What is “the Web”? At this point in time, it seems to be many different things to people. However, at the core, the World Wide Web is a hypertext document, a collection of “pages” of information that are connected together by links. In the early days of the Web, those pages consisted mostly of text. These days, images and animations often seem more common than text. Still, we can think of the Web as a collection of interlinked things that we’ll still refer to as “pages”.
What do you need to support a system like the World Wide Web? It clearly requires an underlying communication infrastructure (the Internet) that lets computers talk to each other. But that’s not enough. We need many additional components.
You’ve just finished reading about structural markup with XML. Hence, it should not surprise you that the Web needs an agreed-upon representation for documents. We’ve already realized that XML-like notation is relatively dense to read. Hence, we benefit from a browser, like Mozilla Firefox, that renders those documents in a form appropriate for human readers and that makes it easy to follow links to new documents. Where do the documents reside? On servers, which store or construct documents and which respond to requests for those documents. Of course, if the servers are to receive requests and respond appropriately, we need an agreed-upon communications protocol that specifies, among other things, how a browser specifies a request for a particular page and how the server can respond. For example, how should the server describe the type of content or indicate that the particular content requested is no longer available?
That sounds like a lot, doesn’t it? For the time being, we will focus on how one writes that pages that compose the Web. Later on, we’ll explore how one builds or extends Web servers and, along the way, we’ll consider issues of the communication protocols involved.
Let’s start with how to build a simple Web page.

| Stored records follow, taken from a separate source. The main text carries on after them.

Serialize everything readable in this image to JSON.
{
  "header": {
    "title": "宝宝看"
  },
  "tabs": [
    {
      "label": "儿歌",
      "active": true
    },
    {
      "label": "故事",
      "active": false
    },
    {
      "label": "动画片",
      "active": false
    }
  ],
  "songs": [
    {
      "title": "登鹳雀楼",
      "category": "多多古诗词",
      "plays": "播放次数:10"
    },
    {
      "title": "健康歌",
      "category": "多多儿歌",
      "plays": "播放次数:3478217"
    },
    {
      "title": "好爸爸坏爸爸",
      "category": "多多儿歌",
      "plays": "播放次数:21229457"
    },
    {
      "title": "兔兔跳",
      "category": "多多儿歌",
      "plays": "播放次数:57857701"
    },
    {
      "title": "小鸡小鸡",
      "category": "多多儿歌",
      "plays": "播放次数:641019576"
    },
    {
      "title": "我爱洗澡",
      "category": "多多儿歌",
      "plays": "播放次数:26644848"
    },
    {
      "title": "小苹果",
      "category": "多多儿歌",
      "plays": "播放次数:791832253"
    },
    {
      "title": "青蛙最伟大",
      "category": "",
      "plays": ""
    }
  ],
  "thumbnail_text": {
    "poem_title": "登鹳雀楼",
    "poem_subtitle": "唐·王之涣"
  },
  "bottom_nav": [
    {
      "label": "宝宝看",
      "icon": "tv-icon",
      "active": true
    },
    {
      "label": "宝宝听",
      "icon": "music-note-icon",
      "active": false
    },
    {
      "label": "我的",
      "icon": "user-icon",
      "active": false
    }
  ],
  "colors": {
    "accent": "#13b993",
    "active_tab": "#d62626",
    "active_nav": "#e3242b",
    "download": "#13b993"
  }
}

When Tim Berners-Lee first developed the World-Wide Web, he designed a simple language for marking up content that he called HTML, for HyperText Markup Language. Although the Web has grown significantly since its origins as a communications systems for Physicists, HTML remains a core Web technology. The HTML of today still looks much like the HTML that Berners-Lee first designed. And, even though HTML predates XML, HTML is now an XML dialect. You should find the structure familiar: an HTML document contains a variety of content along with tags that describe the structure of the content.
<!DOCTYPE html>
<html lang="en">
<head>
<title>ThingymabobCoInc</title>
<meta charset="utf-8"/>
<link rel='stylesheet' href='thingymabobco.css'/>
</head>
<body>
<h1>ThingymabobCoInc</h1>
<p id="introduction">
<em>Welcome</em> to the Web site of
<em class="company">ThingymabobCoInc</em>. We are purveyors of
not only thingys, but also mabobs.
</p>
<p>
Here at <em class="company">ThingymabobCoInc</em>, we say
<q id="slogan">If you can't find it here, you probably don't need it.</q>
</p>
<p>
<em class="company">ThingymabobCoInc</em> is a proud sponsor of
the Digital Humanities program at <a href="https://www.cs.grin.edu">The
College of Smiles</a>.
</p>
</body>
</html>
You may have noticed that we’ve used somewhat different tags in this
document than we used in our XML documents. HTML uses a p tag for
paragraphs and an em tag for emphasized text. The a tag is used for
links. (Why is it a and not link? I believe Berners-Lee thought
of a link as an “anchor” and wanted a concise notation.) We’ve also
used head tags to separate the metadata from the content, which
appears within a pair of body tags. In this case, we’ve specified
only two pieces of metadata: the character set and the title of the
document. As we progress through our study of HTML, you will see a few
more.
You will also find that HTML tends to make comparatively limited use of
attributes. Every tag can have a class attribute, which indicates the
role or roles the annotated text serves. Tags can also have a style
attribute, which describes appearance. Since there are other ways to
describe appearance, many pundits discourage the use of the style
attribute. Every tag can also have an id attribute, which lets us refer
specifically to that element.
There are also some tag-specific attributes, such as the href
attribute of the a tag.
As you might expect, HTML specifies a wide array of tags. You can learn about them by reading the official specification or less formal documentation, by looking at the underlying source of any Web pages, and by asking people. For now, we’ll start with a few simple tags. You’ll discover more in the associated lab.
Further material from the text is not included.